Ой, провалиться бабке Ольге, старой, бессовестной карге, сквозь землю! Не давать ей пирога с кашей, кусочков и корочек, пусть помирает с голоду. Да за что же он таскал воду, надрывался, колол дрова, угощал грибами? Бабка просто издевается над книжками. Как у нее руки не отсохли, не отвалились напрочь от такого смертного греха! Видать, и половинки задуманной не понюхаешь, как тут ни вертись, ни кособочься.

— «Гарибальди»…

«Палач города Берлина»… «Граф Монте — Кристо»… «Ганс Найденов Красная Сатана, или Месть студента»… «Пещера Лехтвейса», — глотал Шурка заманчивые обложки страстными глазами, судорожно ворочая вытянутой по — гусиному шеей. Шея скоро заболела, хозяин вынужден был укоротить ее до обыкновенных размеров. Он принял подобие столба, врытого в землю. В голове у него стучало и гудело. Его вывел из столбняка сердитый, дребезжащий голос:

— Ма — ма — ша?..

— Я, доченька, я… Чего тебе? — отозвалась бабка Ольга, возясь у печки. — Водицы, что ли, испить?

— Нет… На цыпочках ходит — кто?

Шурка попятился к двери. Разговаривала деревянная кровать, что стояла в углу.
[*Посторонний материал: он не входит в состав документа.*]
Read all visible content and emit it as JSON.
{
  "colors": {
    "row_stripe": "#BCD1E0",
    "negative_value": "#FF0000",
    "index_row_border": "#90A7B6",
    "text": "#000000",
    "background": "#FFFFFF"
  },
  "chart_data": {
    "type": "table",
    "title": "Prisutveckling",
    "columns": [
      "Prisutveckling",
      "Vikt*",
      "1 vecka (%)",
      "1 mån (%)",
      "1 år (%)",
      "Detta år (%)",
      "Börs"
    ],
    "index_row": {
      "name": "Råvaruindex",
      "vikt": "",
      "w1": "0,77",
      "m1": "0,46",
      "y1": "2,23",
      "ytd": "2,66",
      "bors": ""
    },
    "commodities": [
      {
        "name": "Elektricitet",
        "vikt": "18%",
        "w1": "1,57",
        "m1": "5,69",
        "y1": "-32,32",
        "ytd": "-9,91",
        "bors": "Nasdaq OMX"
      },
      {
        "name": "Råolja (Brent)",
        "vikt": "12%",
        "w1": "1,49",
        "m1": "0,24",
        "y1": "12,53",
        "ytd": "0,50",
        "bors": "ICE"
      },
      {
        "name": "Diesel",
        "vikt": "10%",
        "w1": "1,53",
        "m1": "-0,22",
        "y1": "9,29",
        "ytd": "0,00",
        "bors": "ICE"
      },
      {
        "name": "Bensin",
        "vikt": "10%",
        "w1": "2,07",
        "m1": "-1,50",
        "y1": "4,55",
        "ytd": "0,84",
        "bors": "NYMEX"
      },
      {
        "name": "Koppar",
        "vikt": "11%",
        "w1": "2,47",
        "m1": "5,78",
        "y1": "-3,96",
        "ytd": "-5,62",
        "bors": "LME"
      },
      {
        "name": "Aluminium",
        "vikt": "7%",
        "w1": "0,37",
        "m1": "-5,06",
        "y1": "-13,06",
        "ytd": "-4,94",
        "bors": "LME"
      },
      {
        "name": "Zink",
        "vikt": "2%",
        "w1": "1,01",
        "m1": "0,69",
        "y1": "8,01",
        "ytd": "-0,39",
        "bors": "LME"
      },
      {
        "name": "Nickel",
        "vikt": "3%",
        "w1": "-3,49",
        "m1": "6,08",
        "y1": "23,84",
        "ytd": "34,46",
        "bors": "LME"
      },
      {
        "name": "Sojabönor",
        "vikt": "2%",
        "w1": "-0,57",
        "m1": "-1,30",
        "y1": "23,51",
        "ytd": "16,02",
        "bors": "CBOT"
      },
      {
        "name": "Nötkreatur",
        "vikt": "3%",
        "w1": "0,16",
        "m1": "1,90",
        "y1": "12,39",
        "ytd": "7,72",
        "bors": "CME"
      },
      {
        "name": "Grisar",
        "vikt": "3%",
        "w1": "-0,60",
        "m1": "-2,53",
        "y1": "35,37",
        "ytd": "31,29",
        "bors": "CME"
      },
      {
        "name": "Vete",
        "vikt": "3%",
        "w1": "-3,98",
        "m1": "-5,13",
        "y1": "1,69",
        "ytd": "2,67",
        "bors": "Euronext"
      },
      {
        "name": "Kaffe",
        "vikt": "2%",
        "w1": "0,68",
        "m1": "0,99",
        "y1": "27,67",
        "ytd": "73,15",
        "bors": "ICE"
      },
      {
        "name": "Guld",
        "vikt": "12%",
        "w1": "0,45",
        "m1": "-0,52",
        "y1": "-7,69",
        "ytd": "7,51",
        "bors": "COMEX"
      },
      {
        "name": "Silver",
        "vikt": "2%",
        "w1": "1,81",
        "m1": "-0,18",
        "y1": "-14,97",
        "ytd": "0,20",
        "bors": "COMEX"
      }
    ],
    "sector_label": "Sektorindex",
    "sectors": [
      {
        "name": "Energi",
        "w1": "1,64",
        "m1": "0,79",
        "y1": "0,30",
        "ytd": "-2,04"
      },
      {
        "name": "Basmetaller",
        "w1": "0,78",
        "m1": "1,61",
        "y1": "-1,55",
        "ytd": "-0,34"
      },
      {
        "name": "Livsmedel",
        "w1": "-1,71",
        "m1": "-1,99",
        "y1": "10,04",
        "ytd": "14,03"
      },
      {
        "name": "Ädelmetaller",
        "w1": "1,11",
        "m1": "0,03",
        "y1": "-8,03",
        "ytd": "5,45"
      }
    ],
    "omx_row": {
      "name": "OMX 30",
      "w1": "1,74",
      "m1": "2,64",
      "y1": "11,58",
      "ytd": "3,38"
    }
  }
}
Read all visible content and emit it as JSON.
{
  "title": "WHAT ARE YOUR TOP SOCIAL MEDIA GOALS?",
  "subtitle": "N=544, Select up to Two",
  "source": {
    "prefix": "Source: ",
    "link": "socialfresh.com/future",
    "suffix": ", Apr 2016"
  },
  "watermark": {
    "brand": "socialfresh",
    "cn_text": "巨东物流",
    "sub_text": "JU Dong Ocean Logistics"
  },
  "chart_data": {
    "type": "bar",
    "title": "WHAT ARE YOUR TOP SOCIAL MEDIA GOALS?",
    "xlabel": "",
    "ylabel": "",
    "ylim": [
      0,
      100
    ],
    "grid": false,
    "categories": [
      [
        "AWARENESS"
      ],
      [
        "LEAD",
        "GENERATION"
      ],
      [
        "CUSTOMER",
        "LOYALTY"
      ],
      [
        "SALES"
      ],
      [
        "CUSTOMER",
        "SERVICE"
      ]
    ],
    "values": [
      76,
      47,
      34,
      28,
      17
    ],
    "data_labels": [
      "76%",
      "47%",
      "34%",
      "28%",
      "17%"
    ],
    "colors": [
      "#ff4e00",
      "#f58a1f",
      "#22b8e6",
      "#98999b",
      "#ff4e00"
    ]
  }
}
Он не смел взглянуть туда, затаил дыхание, слушая, как бабка многословно втолковывает кровати, кто он такой и почему ходит по избе на цыпочках. Между прочим, Шурка узнал про себя массу новостей. Оказывается, он был работяга, каких поискать, материн помощничек, уважительный и дотошный паренек, уж такой липучий, чисто смола, вот пристал, и не отвяжешься от него, прости господи, охота, вишь ты, ему картинки поглядеть, такой грамотей, беспременно в дьячки выйдет, дан ему бог счастья, промысел богатый. Бабка не забыла помянуть о грибах, ушате с водой, поленьях, будь они неладны, дьяволы сучковатые, расшибить их мужику впору, да и то не всякому, а он, соплячок родимый, гляжу, так и чешет топором, токо щепки летят, скажи, как сахар колет!

— Мальчик, как тебя зовут? — скрипуче спросила кровать, немного подобрев после бабкиного рассказа.

— Шурка… — хрипло ответил он.

— Подойди ко мне, Шура, — приказала кровать. — Я тебя не вижу.

Какая-то сила толкнула Шурку в загорбок, он подошел к деревянной кровати и не увидел ничего страшного.

На соломе, под старым стеганым одеялом, лежала на спине жена Миши Императора. Шурка видел одну голову, а туловища, рук и ног будто вовсе не было, так плоско, словно по пустой соломе, расстилалось лоскутное одеяло. На кумачовой, засаленной до блеска подушке, во вмятине, как в яме, белело картофельное застывшее лицо с черными дугами бровей, прямым носом и серыми любопытными глазами. От изголовья толстой кудельной веревкой свисала почти до полу коса с блекло — синей, застиранной ленточкой, завязанной на конце узелком. Худая дымчатая кошка выглядывала из-под кровати и теребила голубой узелок лапой.

— Узнала! Узнала! — обрадованно проскрипела жена Миши Императора, ласково — жадно разглядывая Шурку, медленно усмехаясь белыми, сухими, точно склеенными, губами. — Под липами ихняя изба, мамаша, в нашем проулке… Кужлявая эдакастая липа — двойняшка у крыльца. Да, Шура?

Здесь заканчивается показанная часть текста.